Spinning like a propeller, an (apparent) frail young girl rises into the air. There are three guys propelling it like this, then passing it from arm to arm. It’s an inventive and original show broadcast on Tuesday January 23 by France 4. A whirlwind of acrobatics on the ground and in the air, feats of force, appearances and disappearances, numbers that will make you shudder or laugh. .
Presented at Bobino in the winter of 2016-2017, The Elephant in the Room, created in 2015, directed by Charlotte Saliou and performed by the four members of Cirque Le Roux, invokes, based on a basic argument of theater boulevard – a woman, a bit fatal, a very spurned husband, a lover and a valet –, a circus act revisited in cabaret mode.
The setting, a bourgeois interior from the 1930s, is also there: sofa that swallows the characters, slamming doors, etc. As a fine and thoughtful accompaniment to these successions of paintings which often leave one speechless, a work on music, which includes jazz classics, the songs of Frank Sinatra (1915-1998) or Billie Holiday (1915-1959) and evocations of film music.

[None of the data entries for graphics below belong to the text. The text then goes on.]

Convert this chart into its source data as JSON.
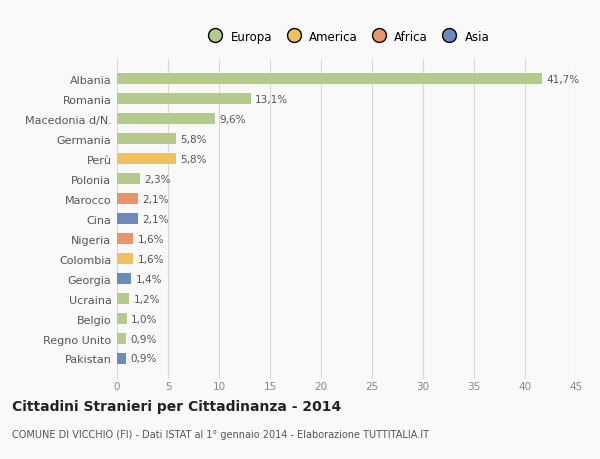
{
  "categories": [
    "Albania",
    "Romania",
    "Macedonia d/N.",
    "Germania",
    "Perù",
    "Polonia",
    "Marocco",
    "Cina",
    "Nigeria",
    "Colombia",
    "Georgia",
    "Ucraina",
    "Belgio",
    "Regno Unito",
    "Pakistan"
  ],
  "values": [
    41.7,
    13.1,
    9.6,
    5.8,
    5.8,
    2.3,
    2.1,
    2.1,
    1.6,
    1.6,
    1.4,
    1.2,
    1.0,
    0.9,
    0.9
  ],
  "labels": [
    "41,7%",
    "13,1%",
    "9,6%",
    "5,8%",
    "5,8%",
    "2,3%",
    "2,1%",
    "2,1%",
    "1,6%",
    "1,6%",
    "1,4%",
    "1,2%",
    "1,0%",
    "0,9%",
    "0,9%"
  ],
  "colors": [
    "#b5c98e",
    "#b5c98e",
    "#b5c98e",
    "#b5c98e",
    "#f0c060",
    "#b5c98e",
    "#e8956d",
    "#6b8cba",
    "#e8956d",
    "#f0c060",
    "#6b8cba",
    "#b5c98e",
    "#b5c98e",
    "#b5c98e",
    "#6b8cba"
  ],
  "legend": [
    {
      "label": "Europa",
      "color": "#b5c98e"
    },
    {
      "label": "America",
      "color": "#f0c060"
    },
    {
      "label": "Africa",
      "color": "#e8956d"
    },
    {
      "label": "Asia",
      "color": "#6b8cba"
    }
  ],
  "xlim": [
    0,
    45
  ],
  "xticks": [
    0,
    5,
    10,
    15,
    20,
    25,
    30,
    35,
    40,
    45
  ],
  "title": "Cittadini Stranieri per Cittadinanza - 2014",
  "subtitle": "COMUNE DI VICCHIO (FI) - Dati ISTAT al 1° gennaio 2014 - Elaborazione TUTTITALIA.IT",
  "background_color": "#f9f9f9",
  "grid_color": "#d8d8d8",
  "bar_height": 0.55,
  "label_fontsize": 7.5,
  "ytick_fontsize": 8,
  "xtick_fontsize": 7.5,
  "title_fontsize": 10,
  "subtitle_fontsize": 7,
  "legend_fontsize": 8.5
}
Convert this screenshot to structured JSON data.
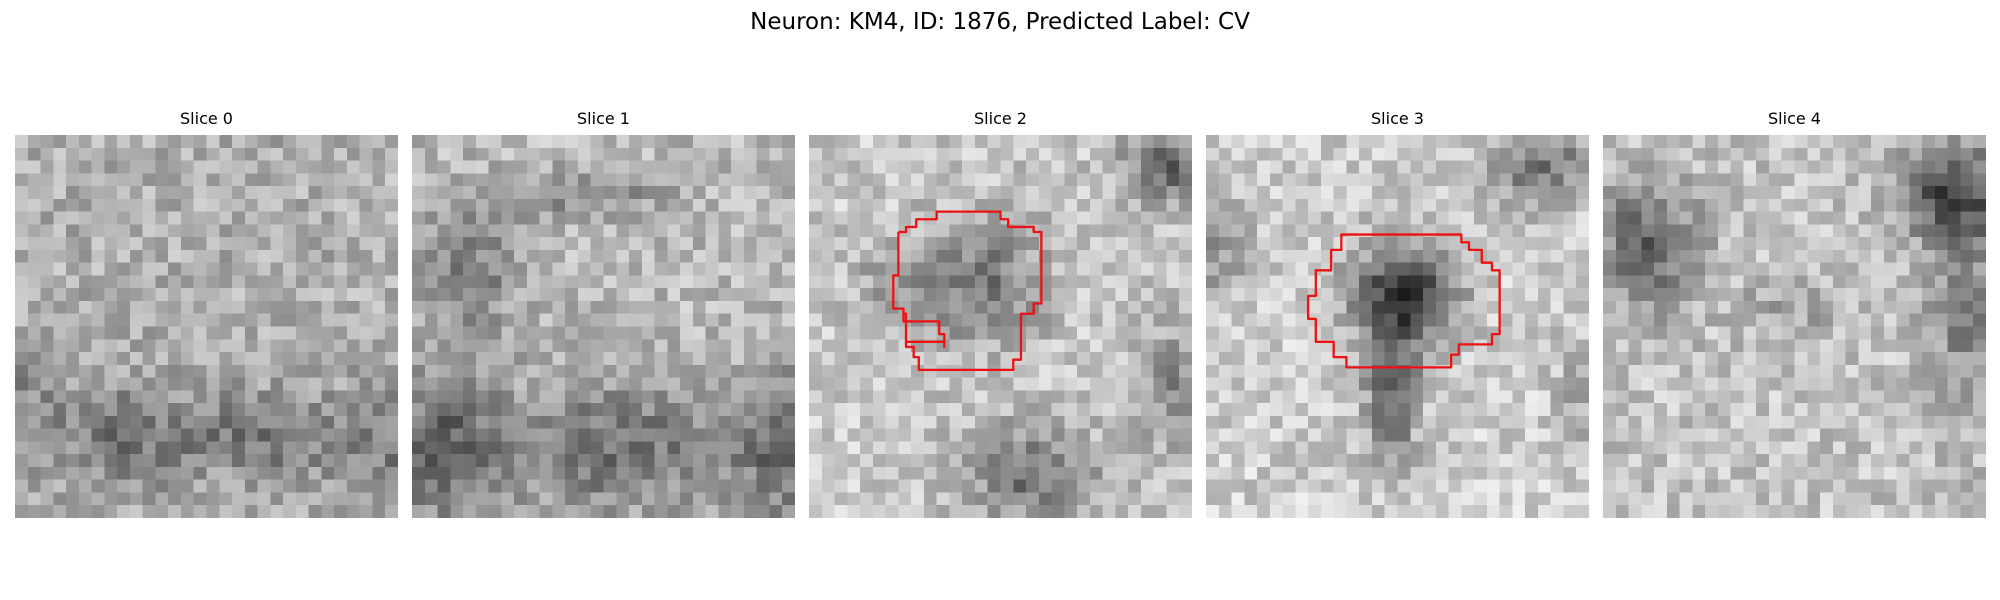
{
  "figure": {
    "title": "Neuron: KM4, ID: 1876, Predicted Label: CV",
    "overlay_color": "#ee1111",
    "slices": [
      {
        "title": "Slice 0",
        "has_contour": false
      },
      {
        "title": "Slice 1",
        "has_contour": false
      },
      {
        "title": "Slice 2",
        "has_contour": true
      },
      {
        "title": "Slice 3",
        "has_contour": true
      },
      {
        "title": "Slice 4",
        "has_contour": false
      }
    ]
  }
}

Struggling with the femme fatale, the newly rejected husband, the possible lover and the valet. Characters drawn from the codes of the boulevard for “a plot that combines the eternal themes of love, friendship and the unsaid,” says the Cirque Le Roux program. They hide, appear and disappear in a sideboard, the cushions of a sofa. Doors slam, we follow a poisoned drink with our eyes, there are fainting, rustling, burlesque, suspense. Postures with almost stopped movements.
Decadent ambiance
The story takes place in the fall of 1937, in Miss Betty’s sumptuous castle. Annoyed by the three men, she comes to stand aside from the guests in the lounge-smoking room, a chic boudoir. Cigars, whisky, slapstick and impressive acrobatics. “The elephant in the room” which gives its title to the show is high society, encased in this decadent black atmosphere and shaken by a thousand twists and turns…
Placed on the Bobino stage at the end of the show, a pole will be used by the four artists of Cirque Le Roux for an impressive number, which begins with the singing of Frank Sinatra on What Now My Love, then the heady melody by Ennio Morricone (1928-2020) for the duel scene in The Good, the Bad and the Ugly (1966), by Sergio Leone.
For all these scenes and others, acrobatics on the ground, in the air, hand to hand, lifts are called upon. Everyday furniture is transformed into platforms for the different paintings. With a connection to music that often comes from jazz, Dixieland, Ellington swing, and others. Also with the original compositions of the pianist Alexandra Stréliski, with precise highlighting and ending of the situations. This results in great music hall, inventive and deeply original.